28. The engine component according to claim 20, wherein said bondcoat layer is formed from a gamma-gamma prime bond coating having a composition in wt % consisting of from 5.0 to 18% chromium, 7.5 to 12% aluminum, up to 15% cobalt, up to 10.0% tantalum, up to 10% molybdenum, up to 6.0% rhenium, up to 5.0% tungsten, up to 1.0% yttrium, from 0.06 to 0.5% hafnium, up to 0.3% silicon, and the balance nickel.

29. The engine component according to claim 28, wherein said gamma-gamma prime bond coating has a gamma prime phase present in a volume fraction of from 0.6 to 0.95 and a gamma phase present in a fraction of from 0.05 to 0.4.

30. The engine component according to claim 28, wherein said gamma-gamma prime bond coating has a gamma prime phase present in a volume fraction of from 0.7 to 0.9 and a gamma phase present in a fraction of from 0.1 to 0.3.

31. The engine component according to claim 20, wherein said bondcoat layer comprises a single phase β NiAl coating.

32. The engine component according to claim 20, wherein said bondcoat layer comprises a coating selected from the group consisting of platinum-aluminide coatings and nickel-platinum-aluminide coatings.

33. The engine component according to claim 20, wherein said ceramic composition layer comprises an oxide selected from the group consisting of zirconia, ceria, hafnia, and mixtures thereof doped with from 2 mol % to 50 mol % of a dopant selected from the group consisting of yttrium, indium, scandium, lanthanum, cerium, praseodymium, neodymium, promethium, samarium, europium, gadolinium, terbium, dysprosium, holmium, erbium, thulium, ytterbium, and lutetium.

34. An engine component comprising a substrate selected from the group consisting of a combustor panel, a bulkhead heat shield, and a fuel nozzle, said substrate being formed from a yttrium-doped single crystal superalloy and a ceramic composition layer being bonded to a surface of said substrate, said ceramic composition layer having a columnar microstructure.

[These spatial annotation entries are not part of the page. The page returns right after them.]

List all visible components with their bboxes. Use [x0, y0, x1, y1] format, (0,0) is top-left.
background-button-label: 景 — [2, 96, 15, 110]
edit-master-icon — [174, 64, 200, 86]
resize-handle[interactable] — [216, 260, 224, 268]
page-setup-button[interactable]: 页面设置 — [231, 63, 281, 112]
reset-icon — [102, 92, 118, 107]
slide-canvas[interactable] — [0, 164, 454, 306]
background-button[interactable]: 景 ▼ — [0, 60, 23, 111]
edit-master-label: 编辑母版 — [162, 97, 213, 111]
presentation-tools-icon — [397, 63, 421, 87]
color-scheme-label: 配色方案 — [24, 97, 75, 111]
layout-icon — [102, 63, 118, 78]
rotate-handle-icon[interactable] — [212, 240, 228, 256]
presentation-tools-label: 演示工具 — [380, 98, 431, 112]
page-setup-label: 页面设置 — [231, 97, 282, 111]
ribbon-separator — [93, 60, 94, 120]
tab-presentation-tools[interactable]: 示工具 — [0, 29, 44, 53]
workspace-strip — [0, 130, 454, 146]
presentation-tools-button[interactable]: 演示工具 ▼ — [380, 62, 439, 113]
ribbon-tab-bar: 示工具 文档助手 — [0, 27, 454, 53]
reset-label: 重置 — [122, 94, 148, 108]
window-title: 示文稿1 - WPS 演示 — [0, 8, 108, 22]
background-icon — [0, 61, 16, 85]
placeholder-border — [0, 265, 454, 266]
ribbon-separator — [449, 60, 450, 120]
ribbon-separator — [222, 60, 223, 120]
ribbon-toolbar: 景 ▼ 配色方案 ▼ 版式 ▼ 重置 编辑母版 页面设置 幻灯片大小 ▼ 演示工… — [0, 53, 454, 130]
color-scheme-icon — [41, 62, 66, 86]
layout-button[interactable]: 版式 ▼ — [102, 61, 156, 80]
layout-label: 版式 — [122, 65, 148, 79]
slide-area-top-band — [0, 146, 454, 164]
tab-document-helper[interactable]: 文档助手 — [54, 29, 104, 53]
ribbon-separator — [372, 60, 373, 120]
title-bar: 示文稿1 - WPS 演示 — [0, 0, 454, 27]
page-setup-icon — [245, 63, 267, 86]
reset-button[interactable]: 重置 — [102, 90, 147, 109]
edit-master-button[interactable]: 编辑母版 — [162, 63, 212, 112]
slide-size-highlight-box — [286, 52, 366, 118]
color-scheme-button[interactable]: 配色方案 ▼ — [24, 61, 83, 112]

35. The engine component according to claim 34, wherein said ceramic composition layer comprises an oxide selected from the group consisting of zirconia, ceria, hafnia, and mixtures thereof doped with from 2 mol % to 50 mol % of a dopant selected from the group consisting of yttrium, indium, scandium, lanthanum, cerium, praseodymium, neodymium, promethium, samarium, europium, gadolinium, terbium, dysprosium, holmium, erbium, thulium, ytterbium, and lutetium.

36. The engine component according to claim 34, wherein said substrate is a combustor panel.

37. The engine component according to claim 34, wherein said substrate is a fuel nozzle.